I don't mean to come off as a crank. I'd like to clarify the strict finitist position in a sensible way (what they mean is that 2^512 unary notation doesn't fit in this universe, and similarly 2^(2^512) in binary notation doesn't fit in this universe and thus "doesn't exist"), but clearly I fail at meeting your requirements, sorry.
Sigh.

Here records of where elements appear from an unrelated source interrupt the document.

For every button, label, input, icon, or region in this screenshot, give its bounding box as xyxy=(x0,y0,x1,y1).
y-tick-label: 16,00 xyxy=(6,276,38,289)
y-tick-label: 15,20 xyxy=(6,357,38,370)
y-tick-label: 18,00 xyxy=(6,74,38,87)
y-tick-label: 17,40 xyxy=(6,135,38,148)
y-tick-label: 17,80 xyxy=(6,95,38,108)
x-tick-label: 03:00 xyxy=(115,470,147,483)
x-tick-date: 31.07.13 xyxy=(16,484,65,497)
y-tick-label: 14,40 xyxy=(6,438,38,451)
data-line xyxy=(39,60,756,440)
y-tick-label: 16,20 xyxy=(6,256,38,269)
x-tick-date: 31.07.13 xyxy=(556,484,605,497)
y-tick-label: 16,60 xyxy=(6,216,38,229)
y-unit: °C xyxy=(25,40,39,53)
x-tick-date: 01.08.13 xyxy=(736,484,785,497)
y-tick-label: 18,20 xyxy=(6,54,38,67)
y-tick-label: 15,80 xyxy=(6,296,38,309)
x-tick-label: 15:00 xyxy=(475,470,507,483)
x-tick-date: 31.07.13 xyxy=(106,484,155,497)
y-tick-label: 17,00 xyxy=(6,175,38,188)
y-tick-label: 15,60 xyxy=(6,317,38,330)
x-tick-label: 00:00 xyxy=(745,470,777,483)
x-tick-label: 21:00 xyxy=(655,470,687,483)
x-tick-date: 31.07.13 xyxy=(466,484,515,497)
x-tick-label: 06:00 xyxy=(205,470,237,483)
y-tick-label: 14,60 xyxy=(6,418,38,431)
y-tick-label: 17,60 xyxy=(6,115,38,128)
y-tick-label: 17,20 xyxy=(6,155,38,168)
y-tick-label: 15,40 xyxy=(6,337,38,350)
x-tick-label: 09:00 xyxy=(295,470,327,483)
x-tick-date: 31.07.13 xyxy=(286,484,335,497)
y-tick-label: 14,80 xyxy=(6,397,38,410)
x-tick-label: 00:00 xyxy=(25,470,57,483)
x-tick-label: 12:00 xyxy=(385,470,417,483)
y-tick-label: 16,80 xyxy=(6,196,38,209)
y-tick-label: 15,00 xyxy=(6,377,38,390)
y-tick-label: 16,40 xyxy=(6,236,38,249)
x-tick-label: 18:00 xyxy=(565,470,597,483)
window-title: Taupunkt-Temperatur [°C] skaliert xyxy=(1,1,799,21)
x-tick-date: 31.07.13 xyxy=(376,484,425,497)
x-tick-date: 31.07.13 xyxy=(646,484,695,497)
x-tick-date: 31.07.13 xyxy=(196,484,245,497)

There was no mention of 2^(2^512),only the set [0, 2^512), each value of which can be represented with a different configuration of 512 bits in any computer (or storage medium) "in this universe". That these values cannot be enumerated within a small amount of time is completely irrelevant (other than that SHA-512 cannot be reversed in practice, which as I said is a non sequitur) ... 2^512 is quite finite, even for finitists.

And "doesn't fit in this universe" is unformalizable crank nonsense.

Over and out.

A few formalizations exist: bounded arithmetic, internal set theory, Nelson's predicative arithmetic.

From Buss's thesis "Bounded Arithmetic": "However, a recursive function may be computable only in a theoretical sense: the time required to compute it may be far larger than the lifespan of the universe. We are more interested in feasibly computable functions, which can be calculated by today's (or tomorrow's) computers."

And then he goes and defines an arithmetic hierarchy for polynomial functions.